Países ricos anunciam US$ 3,5 bilhões para salvar florestas

Protesto em Copenhague
Image caption Japão condiciona liberação US$ 11 bi para fundo emergencial a acordo

Os governos da Austrália, França, Japão, Noruega, Grã-Bretanha e Estados Unidos anunciaram nesta quarta-feira na reunião das Nações Unidas sobre mudança climática financiamentos de US$ 3,5 bilhões para projetos de proteção de florestas e de redução de emissões provocadas por desmatamento e degradação (conhecidos pela sigla redd) .

A liberação de verba para projetos de redd faria parte do fundo “fast start”, que vem sendo discutido na conferência climática e ficaria disponível já no ano que vem.

Em um anúncio à parte, o governo japonês prometeu liberar US$ 11 bilhões para o fundo emergencial, mas condicionou a liberação do dinheiro a um acordo em Copenhague.

“Uma estrutura justa e eficiente, com a participação de todos os principais países emissores, e um acordo sobre as suas metas (de redução de emissões)”, diz nota japonesa.

O plano de um fundo emergencial de cerca de US$ 10 bilhões por ano nos próximos três anos, para investimentos em combate aos efeitos das mudanças climáticas em países vulneráveis, é uma das propostas mais adiantadas para um acordo em Copenhague.

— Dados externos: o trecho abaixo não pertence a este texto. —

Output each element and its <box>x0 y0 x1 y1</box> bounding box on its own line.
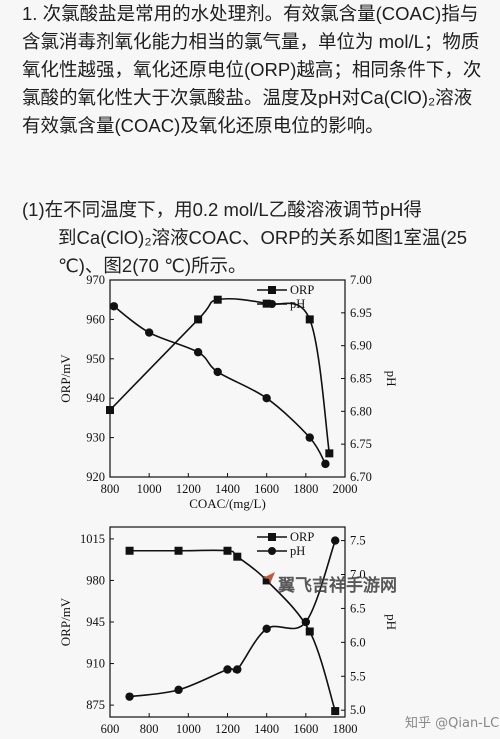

“Um acordo para reduzir, parar e finalmente reverter o desmatamento tem que estar no centro do resultado aqui de Copenhague. São necessários cerca de US$ 25 bilhões no período de 2010 a 2015 para cortar os níveis de desmatamento em países em desenvolvimento em 25% até 2015”, afirmou o primeiro-ministro britânico, Gordon Brown, que se reuniu nesta quarta-feira com o presidente Luiz Inácio Lula da Silva.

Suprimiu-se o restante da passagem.